Federal Homeless Policy Update: Fun House Mirrors
On October 20, the Senate passed an annual spending bill for the Departments of Transportation, Treasury, and Housing and Urban Development (HUD). Next up, the Senate and House will negotiate differences between their two versions of the bill. Under the Senate bill, the Section 8 Housing Choice Voucher program would receive $15.6 billion, which is $100 million below the House level and $870 million above the 2005 funding.
While extreme budget cuts and radical changes to the voucher program continue to be successfully thwarted, a disturbing trend of Congress failing to fund any new vouchers persists. It is perhaps hard to imagine, but President Gerald Ford’s request for over 500,000 new vouchers represent a high water mark for the program.
As brutally long Section 8 waiting lists grow or are closed off entirely, people so miserably failed by our broken housing policy will inevitably turn to the homeless “system” for emergency assistance. Yet, the numbers within that account are equally bleak. HUD’s homeless assistance program, which funds the local continuum of care, would receive $1.415 billion in the Senate bill, an increase of $174 million from last year and $75 million above the level set in the House version of the bill. An actual increase? Yes. But as we observe policy makers or national organizations congratulate themselves for such a “victory,” a little perspective is required.
Last year, fifty-one communities didn’t receive any money for their homeless programs and close to 40% of all new funding requests for homeless assistance projects throughout the country were denied. Ultimately, if the $174 million in the Senate bill were devoted entirely to constructing permanent housing, it would provide roughly 34 new units of housing per state. As homelessness increases in the wake of Hurricanes Katrina and Rita and against the backdrop of the existing housing crisis, such a modest increase to the emergency programs is hardly grounds for celebration.
Rethinking Homelessness
In 1987, Congress passed federal legislation to address the emerging crisis of homelessness. This legislation—the McKinney-Vento Homeless Assistance Act—established a set of federal homeless assistance programs administered by the Department of Housing and Urban Development, the Department of Health and Human Services, the Department of Education, and the Department of Veterans Affairs. Through regulation, policy guidance, or specific statutory language, these agencies have adopted diverse definitions of homelessness. While some variation in federal definitions appropriately reflects different agency missions, other discrepancies have resulted in the exclusion of extremely vulnerable populations identified and assisted by one federal program from receiving much needed services provided by another.
In particular, the definition of homelessness employed by HUD has created barriers for many families and youth experiencing homelessness. To remedy this problem, the HUD definition of homelessness should be amended to explicitly include people living doubled-up and motels, as currently covered under the Department of Education’s definition.
The definition of homelessness employed by HUD includes only individuals who have a primary nighttime residence in private or public shelters “designed to provide temporary living accommodations;” in “institutions that provide a temporary residence for individuals intended to be institutionalized;” and in private and public places “not designed for, or ordinarily used as, a regular sleeping accommodation for human beings.”
The HUD definition of homelessness does not include households who are sharing the housing of others temporarily because they have nowhere else to go (“doubled-up”), or those who are staying in motels and similar places due to lack of alternatives.

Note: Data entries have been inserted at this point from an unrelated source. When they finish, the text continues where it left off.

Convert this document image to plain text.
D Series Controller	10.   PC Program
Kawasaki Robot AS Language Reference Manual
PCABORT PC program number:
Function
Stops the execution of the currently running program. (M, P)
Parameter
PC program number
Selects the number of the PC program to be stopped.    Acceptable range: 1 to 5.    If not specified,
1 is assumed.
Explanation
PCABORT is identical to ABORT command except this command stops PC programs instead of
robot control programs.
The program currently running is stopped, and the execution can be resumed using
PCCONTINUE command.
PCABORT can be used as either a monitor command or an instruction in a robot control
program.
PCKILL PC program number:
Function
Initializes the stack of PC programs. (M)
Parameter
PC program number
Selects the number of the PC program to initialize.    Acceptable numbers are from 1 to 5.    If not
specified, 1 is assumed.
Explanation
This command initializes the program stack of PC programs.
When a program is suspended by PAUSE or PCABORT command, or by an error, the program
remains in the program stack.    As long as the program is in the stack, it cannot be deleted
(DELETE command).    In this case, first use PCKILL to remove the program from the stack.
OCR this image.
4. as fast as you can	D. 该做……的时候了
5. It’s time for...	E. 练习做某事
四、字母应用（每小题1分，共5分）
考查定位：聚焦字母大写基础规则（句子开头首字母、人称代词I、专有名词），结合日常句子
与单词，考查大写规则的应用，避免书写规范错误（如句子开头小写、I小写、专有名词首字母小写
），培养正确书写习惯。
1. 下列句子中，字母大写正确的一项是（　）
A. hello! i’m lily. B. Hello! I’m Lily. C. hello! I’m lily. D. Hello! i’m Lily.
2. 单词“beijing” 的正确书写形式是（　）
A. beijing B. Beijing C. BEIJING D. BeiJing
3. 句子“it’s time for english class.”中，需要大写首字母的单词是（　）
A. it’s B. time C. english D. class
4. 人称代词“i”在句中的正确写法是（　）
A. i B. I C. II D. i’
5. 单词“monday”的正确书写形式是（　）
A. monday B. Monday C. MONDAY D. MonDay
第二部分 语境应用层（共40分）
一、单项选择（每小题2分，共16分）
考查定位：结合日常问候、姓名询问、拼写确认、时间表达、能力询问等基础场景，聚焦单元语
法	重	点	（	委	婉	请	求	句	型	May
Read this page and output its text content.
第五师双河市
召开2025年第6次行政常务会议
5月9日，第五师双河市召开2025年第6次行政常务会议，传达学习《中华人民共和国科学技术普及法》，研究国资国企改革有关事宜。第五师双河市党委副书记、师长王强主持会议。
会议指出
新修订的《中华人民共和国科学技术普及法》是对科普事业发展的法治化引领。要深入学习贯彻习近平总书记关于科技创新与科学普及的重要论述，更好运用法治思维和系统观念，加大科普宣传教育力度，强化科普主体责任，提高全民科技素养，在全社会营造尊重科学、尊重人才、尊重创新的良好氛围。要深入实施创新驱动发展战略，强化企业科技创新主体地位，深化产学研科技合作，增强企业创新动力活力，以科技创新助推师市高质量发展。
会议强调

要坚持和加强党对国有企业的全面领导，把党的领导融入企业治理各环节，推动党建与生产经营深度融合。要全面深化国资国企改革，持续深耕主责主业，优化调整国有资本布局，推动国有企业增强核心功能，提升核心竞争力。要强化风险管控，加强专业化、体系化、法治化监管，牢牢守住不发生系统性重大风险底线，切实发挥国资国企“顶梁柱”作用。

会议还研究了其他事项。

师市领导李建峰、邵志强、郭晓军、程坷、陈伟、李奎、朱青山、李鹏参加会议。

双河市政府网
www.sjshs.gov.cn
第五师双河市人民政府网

And, because such households are not included in the HUD definition of homelessness, they are excluded from HUD services.
Programmatic definitions for different HUD programs such as the “chronic homeless initiative” are yet even more restrictive and categorically exclude families and children as well as most individuals. Indeed, the Bush Administration’s almost exclusive focus on “chronic” homelessness, of course, represents a not too subtle attempt to redefine homelessness out of existence. But ignoring the real need for housing and homeless assistance by using a scaled down, limited definition of homelessness does nothing to assist policymakers, service providers, and others in making informed decisions about who is impacted by the affordable housing crisis in our communities and how to meet their needs.
Only by acknowledging the extent of homelessness, and by giving communities the ability to appropriately respond to it, can we begin to address the causes of and solutions to homelessness.